A job showed up, conveniently at the place where she lives.  An apartment materialized, only two miles away.  And here I am. None too soon. Two days after I arrived she was in the hospital.  CHF, congestive heart failure, unchecked and uncontrolled.  The other side of not complaining. No one knew of her daily struggles.  The over-full trash can, dirty clothes hanging in the closet, ancient food in the fridge, all silent testaments that something was terribly wrong.

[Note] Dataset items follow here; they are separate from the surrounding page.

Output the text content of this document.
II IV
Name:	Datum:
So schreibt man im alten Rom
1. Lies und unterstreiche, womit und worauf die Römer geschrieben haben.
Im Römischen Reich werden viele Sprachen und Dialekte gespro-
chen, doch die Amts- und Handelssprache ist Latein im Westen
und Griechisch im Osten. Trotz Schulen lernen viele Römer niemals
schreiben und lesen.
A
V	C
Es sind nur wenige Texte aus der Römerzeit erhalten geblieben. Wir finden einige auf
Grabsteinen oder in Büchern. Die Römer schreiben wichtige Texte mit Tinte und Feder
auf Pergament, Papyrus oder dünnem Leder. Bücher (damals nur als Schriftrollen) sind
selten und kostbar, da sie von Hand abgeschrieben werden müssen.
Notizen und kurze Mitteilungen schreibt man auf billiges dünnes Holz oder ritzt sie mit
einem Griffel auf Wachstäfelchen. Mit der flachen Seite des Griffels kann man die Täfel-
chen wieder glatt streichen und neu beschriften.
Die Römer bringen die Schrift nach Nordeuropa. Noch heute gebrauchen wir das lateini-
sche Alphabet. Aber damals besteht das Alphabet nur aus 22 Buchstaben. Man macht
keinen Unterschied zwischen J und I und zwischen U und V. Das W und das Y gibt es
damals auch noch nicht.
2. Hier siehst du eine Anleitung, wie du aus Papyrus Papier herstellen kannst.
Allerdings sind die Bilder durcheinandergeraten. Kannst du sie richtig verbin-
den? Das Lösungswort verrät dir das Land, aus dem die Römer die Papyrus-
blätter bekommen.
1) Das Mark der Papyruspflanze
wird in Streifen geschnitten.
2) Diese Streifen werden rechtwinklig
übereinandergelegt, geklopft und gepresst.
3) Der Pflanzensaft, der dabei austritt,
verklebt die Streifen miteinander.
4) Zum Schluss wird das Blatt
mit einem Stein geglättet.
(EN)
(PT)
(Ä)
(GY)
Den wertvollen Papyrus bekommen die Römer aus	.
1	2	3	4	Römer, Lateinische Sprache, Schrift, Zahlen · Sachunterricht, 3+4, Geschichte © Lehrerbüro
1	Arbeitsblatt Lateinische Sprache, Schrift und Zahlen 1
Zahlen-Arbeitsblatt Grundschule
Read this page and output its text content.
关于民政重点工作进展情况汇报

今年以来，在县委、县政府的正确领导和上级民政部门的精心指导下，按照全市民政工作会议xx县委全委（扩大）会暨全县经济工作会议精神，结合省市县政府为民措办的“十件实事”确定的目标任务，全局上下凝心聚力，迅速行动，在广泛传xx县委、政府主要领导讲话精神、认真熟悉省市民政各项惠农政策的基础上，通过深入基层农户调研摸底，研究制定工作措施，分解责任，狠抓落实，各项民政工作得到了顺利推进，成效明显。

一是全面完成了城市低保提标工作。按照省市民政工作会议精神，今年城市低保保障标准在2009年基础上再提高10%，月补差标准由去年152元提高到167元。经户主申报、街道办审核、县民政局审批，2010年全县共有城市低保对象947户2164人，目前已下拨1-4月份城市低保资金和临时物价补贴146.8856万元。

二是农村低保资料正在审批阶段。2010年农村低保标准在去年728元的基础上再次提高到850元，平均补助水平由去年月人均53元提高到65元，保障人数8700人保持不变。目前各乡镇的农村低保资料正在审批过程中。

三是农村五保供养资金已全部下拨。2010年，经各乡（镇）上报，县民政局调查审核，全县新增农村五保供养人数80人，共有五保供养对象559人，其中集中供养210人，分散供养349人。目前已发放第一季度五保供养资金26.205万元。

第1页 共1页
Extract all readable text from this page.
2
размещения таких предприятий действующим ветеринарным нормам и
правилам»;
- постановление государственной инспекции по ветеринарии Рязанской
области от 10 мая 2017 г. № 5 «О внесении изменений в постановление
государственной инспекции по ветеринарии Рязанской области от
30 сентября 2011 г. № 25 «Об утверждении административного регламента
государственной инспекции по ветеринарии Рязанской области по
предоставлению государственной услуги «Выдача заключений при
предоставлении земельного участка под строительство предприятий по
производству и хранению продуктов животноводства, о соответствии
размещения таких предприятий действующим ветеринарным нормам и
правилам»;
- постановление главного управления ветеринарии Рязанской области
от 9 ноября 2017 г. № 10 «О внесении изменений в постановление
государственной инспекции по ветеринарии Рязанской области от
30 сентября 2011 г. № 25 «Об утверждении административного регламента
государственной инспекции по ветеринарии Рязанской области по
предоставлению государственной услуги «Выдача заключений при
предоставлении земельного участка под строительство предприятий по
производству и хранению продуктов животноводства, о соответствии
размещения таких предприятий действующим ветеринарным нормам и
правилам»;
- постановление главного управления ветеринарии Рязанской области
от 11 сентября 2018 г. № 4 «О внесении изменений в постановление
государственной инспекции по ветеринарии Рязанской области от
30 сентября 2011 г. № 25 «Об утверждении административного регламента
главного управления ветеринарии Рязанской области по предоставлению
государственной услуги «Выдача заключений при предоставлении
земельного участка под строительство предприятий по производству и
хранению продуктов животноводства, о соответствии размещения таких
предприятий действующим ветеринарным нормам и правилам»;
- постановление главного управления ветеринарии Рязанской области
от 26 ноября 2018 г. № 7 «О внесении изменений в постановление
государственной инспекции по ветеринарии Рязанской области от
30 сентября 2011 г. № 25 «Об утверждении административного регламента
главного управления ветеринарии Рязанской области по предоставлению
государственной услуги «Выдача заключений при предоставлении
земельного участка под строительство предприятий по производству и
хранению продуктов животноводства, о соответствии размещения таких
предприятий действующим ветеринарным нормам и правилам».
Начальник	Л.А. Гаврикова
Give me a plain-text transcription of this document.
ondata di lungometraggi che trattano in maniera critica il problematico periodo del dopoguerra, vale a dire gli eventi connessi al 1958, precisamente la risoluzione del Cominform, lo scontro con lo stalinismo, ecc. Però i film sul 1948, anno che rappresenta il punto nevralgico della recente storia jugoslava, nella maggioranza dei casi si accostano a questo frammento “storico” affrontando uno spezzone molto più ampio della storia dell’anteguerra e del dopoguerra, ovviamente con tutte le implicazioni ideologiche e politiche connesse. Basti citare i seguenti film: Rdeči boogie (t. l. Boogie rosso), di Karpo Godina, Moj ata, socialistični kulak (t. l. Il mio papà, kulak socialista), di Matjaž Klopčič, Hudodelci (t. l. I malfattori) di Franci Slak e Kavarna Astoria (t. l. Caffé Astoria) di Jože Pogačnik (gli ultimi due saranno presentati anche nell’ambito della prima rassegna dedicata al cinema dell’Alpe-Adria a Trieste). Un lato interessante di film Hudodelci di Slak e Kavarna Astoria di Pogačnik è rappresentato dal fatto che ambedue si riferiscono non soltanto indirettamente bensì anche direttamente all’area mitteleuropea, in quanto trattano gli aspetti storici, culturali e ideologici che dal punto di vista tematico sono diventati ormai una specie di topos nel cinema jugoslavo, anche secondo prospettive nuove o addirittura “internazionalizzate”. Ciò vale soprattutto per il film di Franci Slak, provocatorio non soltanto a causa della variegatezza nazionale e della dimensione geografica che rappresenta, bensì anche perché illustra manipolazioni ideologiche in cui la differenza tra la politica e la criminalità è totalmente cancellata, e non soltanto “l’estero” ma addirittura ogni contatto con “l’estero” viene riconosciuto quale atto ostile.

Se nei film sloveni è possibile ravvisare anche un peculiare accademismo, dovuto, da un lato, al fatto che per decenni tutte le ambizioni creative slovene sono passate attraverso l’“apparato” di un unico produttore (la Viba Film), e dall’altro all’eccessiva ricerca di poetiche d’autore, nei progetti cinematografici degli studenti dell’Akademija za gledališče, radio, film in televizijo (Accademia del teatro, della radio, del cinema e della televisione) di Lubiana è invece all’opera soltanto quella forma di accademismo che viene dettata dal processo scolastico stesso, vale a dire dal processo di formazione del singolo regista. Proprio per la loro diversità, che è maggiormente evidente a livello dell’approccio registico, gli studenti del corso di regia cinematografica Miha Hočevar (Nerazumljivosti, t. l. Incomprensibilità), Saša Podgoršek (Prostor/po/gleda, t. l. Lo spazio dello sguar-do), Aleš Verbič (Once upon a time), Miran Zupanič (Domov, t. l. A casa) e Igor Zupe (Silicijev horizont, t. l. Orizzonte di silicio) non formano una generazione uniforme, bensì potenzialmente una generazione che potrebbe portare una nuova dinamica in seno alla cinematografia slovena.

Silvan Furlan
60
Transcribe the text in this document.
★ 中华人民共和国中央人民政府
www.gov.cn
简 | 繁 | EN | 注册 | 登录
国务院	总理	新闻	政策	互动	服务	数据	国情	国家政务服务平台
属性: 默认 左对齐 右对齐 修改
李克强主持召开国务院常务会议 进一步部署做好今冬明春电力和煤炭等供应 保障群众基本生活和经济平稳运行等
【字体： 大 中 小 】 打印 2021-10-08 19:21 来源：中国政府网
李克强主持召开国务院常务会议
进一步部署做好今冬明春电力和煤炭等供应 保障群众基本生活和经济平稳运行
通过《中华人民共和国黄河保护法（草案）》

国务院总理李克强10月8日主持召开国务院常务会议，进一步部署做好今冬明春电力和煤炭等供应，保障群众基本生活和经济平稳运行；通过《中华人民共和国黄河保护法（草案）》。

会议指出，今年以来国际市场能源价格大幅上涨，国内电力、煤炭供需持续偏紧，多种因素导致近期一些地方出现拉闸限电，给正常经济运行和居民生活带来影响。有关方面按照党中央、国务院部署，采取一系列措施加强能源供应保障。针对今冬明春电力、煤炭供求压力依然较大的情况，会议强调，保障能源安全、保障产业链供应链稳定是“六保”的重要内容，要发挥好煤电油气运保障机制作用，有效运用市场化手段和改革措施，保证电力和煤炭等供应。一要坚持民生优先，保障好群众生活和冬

Her body was full of fluid because her heart could no longer pump it all out anymore without some help.  So common in the elderly, I’ve come to find out.  She was a pretty sick pup.  It affected her breathing and stole her mental clarity.  It took a while to get the right combination of medications to stabilize her, but now she’s doing ok.

We have our routine.  Mornings we breakfast together and I help get those dang compression socks on.  Oh, and feed the cat.  Bless that little KitKat, mom’s beloved companion.  Someone to talk to, to keep her company, to give treats to.  Maybe too many treats.  But KitKat isn’t complaining.

Then I go to work and she goes about her day.  Which, far as I can tell, involves a lot of napping.  After dinner I come back and tuck her into bed.  Short little visits, twice a day.  Perfect for both of us.

This is what I mean about living inside a blessing.  Knowing that this time in both our lives is just a chapter, but an important one.  Knowing that one day I’ll show up in the morning, but she will not.  Knowing that when that day comes it will be ok.  Sad, but ok.  Meanwhile, we treasure our time together.  After being gone for almost twenty years it’s nice to hang out with my first best friend.

I find myself asking, “How will I be when I am her age?  What attitude will I choose when my body and mind are not what they used to be?”.  This time with mom makes me face the reality of my own elder years.  It affords me the opportunity to begin to carve the lines of kindness and compassion that I see in her into my soul now. To gratefully receive the lessons my mother continues to teach me through the grace and beauty of her life.

I AM truly living inside a blessing.